Priya V. Creed, Indiana University, Indianapolis, IN, United States; Beatrice Stefanescu, Indiana University, United States; Huff Katie, Indiana University, United States

Background: The best approach to metabolic bone disease of prematurity (MBDP), a common morbidity in neonates, is timely screening with the goal of optimizing nutrition early. Unfortunately, there is significant practice variation in MBDP screening practices in neonatal intensive care units (NICU). This was evident through our prior needs assessment data showing that only 13% of the infants were appropriately screened. This compelling data showed a critical need for practice improvement for MBDP screening in our NICUs.

Objectives: To increase screening for MBDP for all infants born < 1500 grams and < 32 gestational weeks with a bundle of serum calcium, phosphorous, and alkaline phosphatase at four to six weeks of life from a baseline of 36% to 90% by June 30, 2022.
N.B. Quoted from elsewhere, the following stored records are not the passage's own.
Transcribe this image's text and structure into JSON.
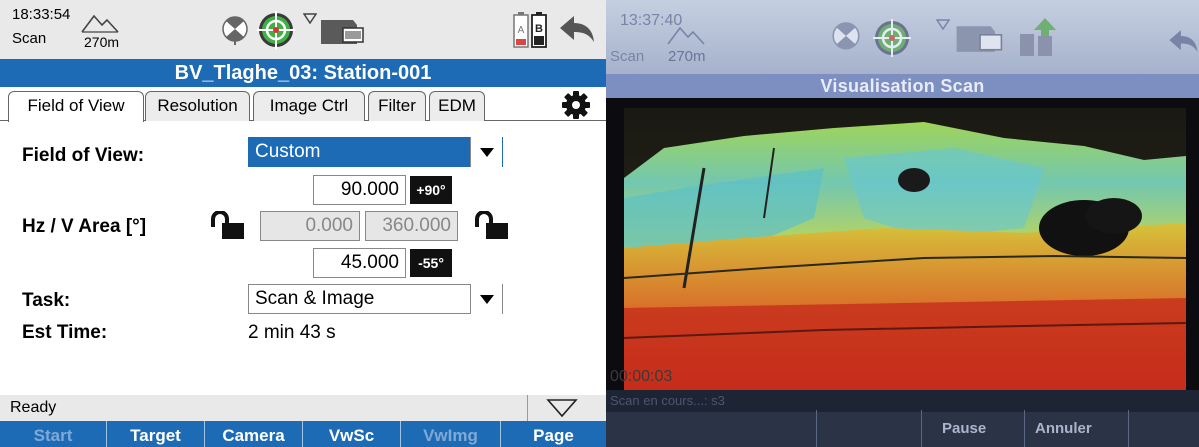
{
  "status": {
    "time": "18:33:54",
    "mode": "Scan",
    "height": "270m",
    "icons": [
      "mountain-icon",
      "satellite-icon",
      "target-icon",
      "wireless-icon",
      "sd-card-icon",
      "battery-a-icon",
      "battery-b-icon",
      "back-arrow-icon"
    ],
    "battery_labels": {
      "a": "A",
      "b": "B"
    }
  },
  "title": "BV_Tlaghe_03: Station-001",
  "tabs": [
    {
      "label": "Field of View",
      "active": true
    },
    {
      "label": "Resolution",
      "active": false
    },
    {
      "label": "Image Ctrl",
      "active": false
    },
    {
      "label": "Filter",
      "active": false
    },
    {
      "label": "EDM",
      "active": false
    }
  ],
  "form": {
    "fov_label": "Field of View:",
    "fov_value": "Custom",
    "area_label": "Hz / V Area [°]",
    "v_top": "90.000",
    "v_top_tag": "+90°",
    "hz_start": "0.000",
    "hz_end": "360.000",
    "v_bottom": "45.000",
    "v_bottom_tag": "-55°",
    "task_label": "Task:",
    "task_value": "Scan & Image",
    "est_label": "Est Time:",
    "est_value": "2 min 43 s"
  },
  "status_line": "Ready",
  "fkeys": [
    {
      "label": "Start",
      "enabled": false
    },
    {
      "label": "Target",
      "enabled": true
    },
    {
      "label": "Camera",
      "enabled": true
    },
    {
      "label": "VwSc",
      "enabled": true
    },
    {
      "label": "VwImg",
      "enabled": false
    },
    {
      "label": "Page",
      "enabled": true
    }
  ],
  "photo": {
    "time": "13:37:40",
    "mode": "Scan",
    "height": "270m",
    "title": "Visualisation Scan",
    "timer": "00:00:03",
    "status": "Scan en cours...: s3",
    "keys": [
      "Pause",
      "Annuler"
    ]
  },
  "colors": {
    "accent": "#1e6bb5",
    "status_bg": "#e9e9e9",
    "tag_bg": "#111111",
    "scan_green": "#7ccf4a",
    "scan_cyan": "#55c6d8",
    "scan_red": "#d43a1f"
  }
}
Design/Methods: This is a pre-/post-intervention quasi-experimental design study using quality improvement (QI) framework. The baseline period is October 2020 to June 2021. Our study period starts July 2021, and ongoing prospective chart review is being performed to determine our post-intervention screening rate on a monthly basis. We identified stakeholders and formed an interdisciplinary team of neonatal providers, dietitians, and nurse. A key intervention was the creation and dissemination of a standardized, evidence-based screening algorithm for our NICUs (Figure 1). This algorithm along with other interventions were implemented through reiterative Plan-Do-Study-Act cycles.

Results: A total of 97 patients were included in the baseline period and 61 patients so far in the post-intervention period. The proportion of infants who received bundled primary screening was 36% during the baseline period, which improved to 92% after this QI initiative (Figure 2). Of the 56 patients that had primary screening in the post-intervention period, 23 (41%) proceeded with secondary testing (Figure 3). In the end, a total of 13 of the 61 eligible patients (21%) had abnormal primary and secondary screening results prompting a change in their supplementation.
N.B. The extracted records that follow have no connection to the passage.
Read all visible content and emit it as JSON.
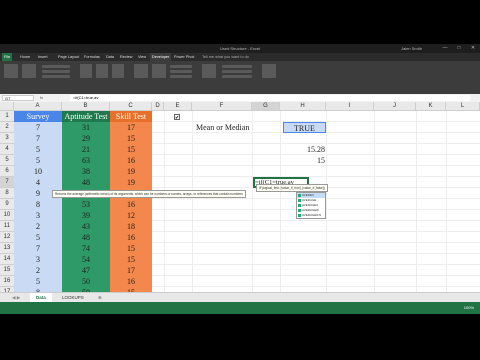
{
  "window": {
    "title": "Used Structure - Excel",
    "user": "Jalen Smith",
    "tabs": [
      "File",
      "Home",
      "Insert",
      "Page Layout",
      "Formulas",
      "Data",
      "Review",
      "View",
      "Developer",
      "Power Pivot",
      "Tell me what you want to do"
    ]
  },
  "formula_bar": {
    "name_box": "G7",
    "fx": "fx",
    "formula": "=if(C1=true,av"
  },
  "columns": [
    "A",
    "B",
    "C",
    "D",
    "E",
    "F",
    "G",
    "H",
    "I",
    "J",
    "K",
    "L"
  ],
  "rows": [
    "1",
    "2",
    "3",
    "4",
    "5",
    "6",
    "7",
    "8",
    "9",
    "10",
    "11",
    "12",
    "13",
    "14",
    "15",
    "16",
    "17",
    "18",
    "19"
  ],
  "table": {
    "headers": [
      "Survey",
      "Aptitude Test",
      "Skill Test"
    ],
    "survey": [
      "7",
      "7",
      "5",
      "5",
      "10",
      "4",
      "9",
      "8",
      "3",
      "2",
      "5",
      "7",
      "3",
      "2",
      "5",
      "8"
    ],
    "aptitude": [
      "31",
      "29",
      "21",
      "63",
      "38",
      "48",
      "71",
      "53",
      "39",
      "43",
      "48",
      "74",
      "54",
      "47",
      "50",
      "50",
      "50"
    ],
    "skill": [
      "17",
      "15",
      "15",
      "16",
      "19",
      "19",
      "17",
      "16",
      "12",
      "18",
      "16",
      "15",
      "15",
      "17",
      "16",
      "15",
      "15"
    ]
  },
  "control": {
    "checkbox_mark": "✔",
    "label": "Mean or Median",
    "value": "TRUE",
    "result1": "15.28",
    "result2": "15",
    "editing": "=if(C1=true,av"
  },
  "tooltip": {
    "signature": "IF(logical_test, [value_if_true], [value_if_false])",
    "description": "Returns the average (arithmetic mean) of its arguments, which can be numbers or names, arrays, or references that contain numbers"
  },
  "autocomplete": [
    "AVEDEV",
    "AVERAGE",
    "AVERAGEA",
    "AVERAGEIF",
    "AVERAGEIFS"
  ],
  "sheets": [
    "Data",
    "LOOKUPS"
  ],
  "status": {
    "zoom": "100%"
  },
  "colors": {
    "survey": "#c9daf4",
    "aptitude": "#2e9a67",
    "skill": "#f4874b",
    "control_cell": "#c9daf4",
    "excel_green": "#217346"
  }
}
Conclusion: Our interdisciplinary QI approach has not only preliminarily resulted in a significant improvement in our primary screening rate but it has also allowed us to optimize supplementation for patients with MBDP. These increases in supplementation were individualized to each patient’s nutrient deficiencies as evident through abnormal testing results. Our next steps include efforts that will help us improve our secondary screening rate. Additionally, we plan to expand this initiative to other NICUs within our hospital system with the potential of making it a state-wide or nationwide collaborative in the future.